Several observers say the vote for more accountability is in keeping with the tenor of the times -- evidence of an angry public that wants to make government more effective.

But just as many give Riordan himself the credit, as the measure's chief spokesman and fund-raiser. ''This vote indicates [Riordan] is doing pretty well with voters,'' says Larry Berg, director of the Jesse M. Unruh Center for Politics at the University of Southern California here. ''It indicates an influence far more substantial than when he took office.''

Despite concerns of some that the mayor would immediately replace veteran administrators with his own appointees, there are no indications that firings are in order for the 26 department heads who are the targets of the measure. There is some concern that the amendment may have to withstand a challenge in court, though.

In the meantime, Riordan has said that mere passage of the charter may suffice for the degree of control he is after. ''I expect there will be greater accountability,'' he said at a press conference. ''When they know they can lose their jobs, they'll do a better job.''

Eliminating waste

Part of his strategy for holding managers' feet to the fire was unveiled Friday as Riordan released his proposed $3.9 billion spending plan for the 1995 to 1996 fiscal year. Dubbed ''Blueprint for a Better Los Angeles,'' the document closes a $200 million deficit in expected revenues and is considered further evidence of Riordan's promise to reshape the sprawling municipal government that he has criticized as wasteful.

The budget, if approved by city council, will eliminate 1,200 of 32,500 city government jobs while boosting the police force by 600 officers.
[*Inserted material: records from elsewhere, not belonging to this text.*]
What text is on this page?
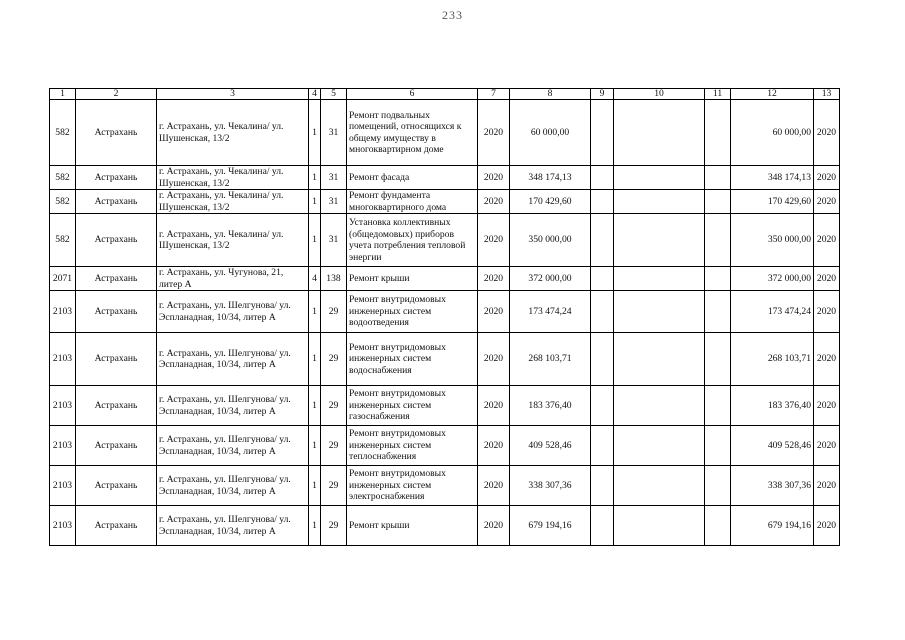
233
1	2	3	4	5	6	7	8	9	10	11	12	13
582	Астрахань	г. Астрахань, ул. Чекалина/ ул. Шушенская, 13/2	1	31	Ремонт подвальных помещений, относящихся к общему имуществу в многоквартирном доме	2020	60 000,00				60 000,00	2020
582	Астрахань	г. Астрахань, ул. Чекалина/ ул. Шушенская, 13/2	1	31	Ремонт фасада	2020	348 174,13				348 174,13	2020
582	Астрахань	г. Астрахань, ул. Чекалина/ ул. Шушенская, 13/2	1	31	Ремонт фундамента многоквартирного дома	2020	170 429,60				170 429,60	2020
582	Астрахань	г. Астрахань, ул. Чекалина/ ул. Шушенская, 13/2	1	31	Установка коллективных (общедомовых) приборов учета потребления тепловой энергии	2020	350 000,00				350 000,00	2020
2071	Астрахань	г. Астрахань, ул. Чугунова, 21, литер А	4	138	Ремонт крыши	2020	372 000,00				372 000,00	2020
2103	Астрахань	г. Астрахань, ул. Шелгунова/ ул. Эспланадная, 10/34, литер А	1	29	Ремонт внутридомовых инженерных систем водоотведения	2020	173 474,24				173 474,24	2020
2103	Астрахань	г. Астрахань, ул. Шелгунова/ ул. Эспланадная, 10/34, литер А	1	29	Ремонт внутридомовых инженерных систем водоснабжения	2020	268 103,71				268 103,71	2020
2103	Астрахань	г. Астрахань, ул. Шелгунова/ ул. Эспланадная, 10/34, литер А	1	29	Ремонт внутридомовых инженерных систем газоснабжения	2020	183 376,40				183 376,40	2020
2103	Астрахань	г. Астрахань, ул. Шелгунова/ ул. Эспланадная, 10/34, литер А	1	29	Ремонт внутридомовых инженерных систем теплоснабжения	2020	409 528,46				409 528,46	2020
2103	Астрахань	г. Астрахань, ул. Шелгунова/ ул. Эспланадная, 10/34, литер А	1	29	Ремонт внутридомовых инженерных систем электроснабжения	2020	338 307,36				338 307,36	2020
2103	Астрахань	г. Астрахань, ул. Шелгунова/ ул. Эспланадная, 10/34, литер А	1	29	Ремонт крыши	2020	679 194,16				679 194,16	2020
It will also give further business tax-and-fee breaks and reduce by 25 percent the current tax on wholesale and manufacturing businesses.

The budget must be approved by the 15-member city council, where it has received mixed reviews. But at least one city councilmember has praised its innovation.

''Dick Riordan is the first mayor to come along that has an alternative to the time-worn approach of raising taxes or cutting services,'' says Councilman Joel Wachs.

Riordan aide Michael Keeley says the new document ''was born and fertilized in the business world of Riordan'' before he came to office. It boasts nongovernmental aspects such as ''goals and objectives, management streamlining, and accountability.''

A prominent feature of the blueprint is the first-time use of written, annual goals for each department that can be used to evaluate future success or failure.

''The mayor used to walk into meeting and say, 'Who's in charge?' and people would answer, 'Well ... it's complicated,''' Keeley said in a Monitor interview after the budget unveiling.

Flipping through the first-ever, four-color budget summary, he notes Riordan's plan to clarify city government: clear summations of goals and objectives for each department as well as identifying who is responsible.

''My favorite example is the building department, which has a reputation, frankly, for being obnoxious to the development community.'' Turning to page 46, he points to the No. 1 goal: To ''nurture a department corporate culture that enables development.''

''That is not something that would have been written four years ago,'' he continues.